The other day I was reading an article by Martin Fowler in which he referred to the term technical debt. He credits Ward Cunningham for coining the term, which is defined thusly:
Technical Debt is a wonderful metaphor developed by Ward Cunningham to help us think about this problem. In this metaphor, doing things the quick and dirty way sets us up with a technical debt, which is similar to a financial debt. Like a financial debt, the technical debt incurs interest payments, which come in the form of the extra effort that we have to do in future development because of the quick and dirty design choice. We can choose to continue paying the interest, or we can pay down the principal by refactoring the quick and dirty design into the better design. Although it costs to pay down the principal, we gain by reduced interest payments in the future.
This is a nice, business-y way to discuss a problem every developer is familiar with. You could publish a blog just on ways projects incur technical debt and how to address those problems. In fact, I’d argue that one of the primary jobs of a team leader or manager on a technical team is to spot places where technical debt is being incurred so that it can be addressed later on.

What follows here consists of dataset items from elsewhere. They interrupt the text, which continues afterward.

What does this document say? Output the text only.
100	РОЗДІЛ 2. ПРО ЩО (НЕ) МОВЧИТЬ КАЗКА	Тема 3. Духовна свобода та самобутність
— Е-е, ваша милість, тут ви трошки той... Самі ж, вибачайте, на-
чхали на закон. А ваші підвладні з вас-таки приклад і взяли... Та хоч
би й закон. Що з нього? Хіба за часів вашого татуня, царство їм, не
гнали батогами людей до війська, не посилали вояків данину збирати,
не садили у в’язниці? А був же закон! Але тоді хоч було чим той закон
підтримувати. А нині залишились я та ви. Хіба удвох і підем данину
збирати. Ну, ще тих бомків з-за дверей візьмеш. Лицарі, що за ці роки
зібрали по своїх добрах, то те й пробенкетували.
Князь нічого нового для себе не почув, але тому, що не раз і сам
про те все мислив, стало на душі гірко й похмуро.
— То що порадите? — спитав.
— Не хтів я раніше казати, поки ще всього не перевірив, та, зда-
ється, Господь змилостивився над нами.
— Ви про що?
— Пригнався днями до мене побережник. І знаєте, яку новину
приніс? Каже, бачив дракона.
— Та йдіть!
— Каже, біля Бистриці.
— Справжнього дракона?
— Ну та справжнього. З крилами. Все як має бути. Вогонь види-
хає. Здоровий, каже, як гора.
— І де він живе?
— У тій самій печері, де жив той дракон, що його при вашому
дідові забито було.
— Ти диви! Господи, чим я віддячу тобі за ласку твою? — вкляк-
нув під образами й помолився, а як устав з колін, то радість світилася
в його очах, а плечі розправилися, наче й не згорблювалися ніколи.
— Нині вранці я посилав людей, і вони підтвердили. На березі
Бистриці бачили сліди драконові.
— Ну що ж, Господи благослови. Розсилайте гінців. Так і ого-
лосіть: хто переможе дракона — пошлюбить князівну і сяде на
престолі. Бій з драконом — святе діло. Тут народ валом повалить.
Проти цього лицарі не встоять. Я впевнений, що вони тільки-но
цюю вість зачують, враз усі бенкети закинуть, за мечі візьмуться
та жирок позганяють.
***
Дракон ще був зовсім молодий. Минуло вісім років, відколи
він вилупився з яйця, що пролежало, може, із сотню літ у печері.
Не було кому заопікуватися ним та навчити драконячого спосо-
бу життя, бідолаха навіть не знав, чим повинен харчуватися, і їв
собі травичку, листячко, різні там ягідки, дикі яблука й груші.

The burden falls on the person leading development, because nobody else involved in the project is going to take care of it. The product manager (or project manager) are properly focused on budget, schedule, and specifications. The quality assurance team is focused on making sure the application produces the right output given the right input. Only the developers themselves can be responsible for reducing or avoiding technical debt while addressing the other audiences.
I think that most of the worthwhile fights that developers have with other members of the team are over issues of technical debt, it’s just that few people refer to it that way.
Expect more posts on technical debt in the future.
February 14, 2009 at 7:30 pm
Great term, reminds me of when as a new homeowner, I finally got a handle on the phrase “deferred maintenance” whichis sort of similar.
February 16, 2009 at 9:13 am
Do you think the technical debt has to be paid off with a balloon payment? It seems to me like you can’t really pay off this kind of debt on a 30-year fixed interest model, it all comes due at some point in the future and must be paid in full, at once, in order to move beyond it.
Or can you refactor code consistently and in essence pay it off with small payments over time?
February 16, 2009 at 11:11 am
Good question. I think I’ll answer it in another post.
February 18, 2009 at 4:59 pm
However, I’d point out that a big part of the problem is that typically it is someone else who ends up paying the interest while the creator has gotten the major portion of the credit for on-time delivery or whatever and already “flipped” the code.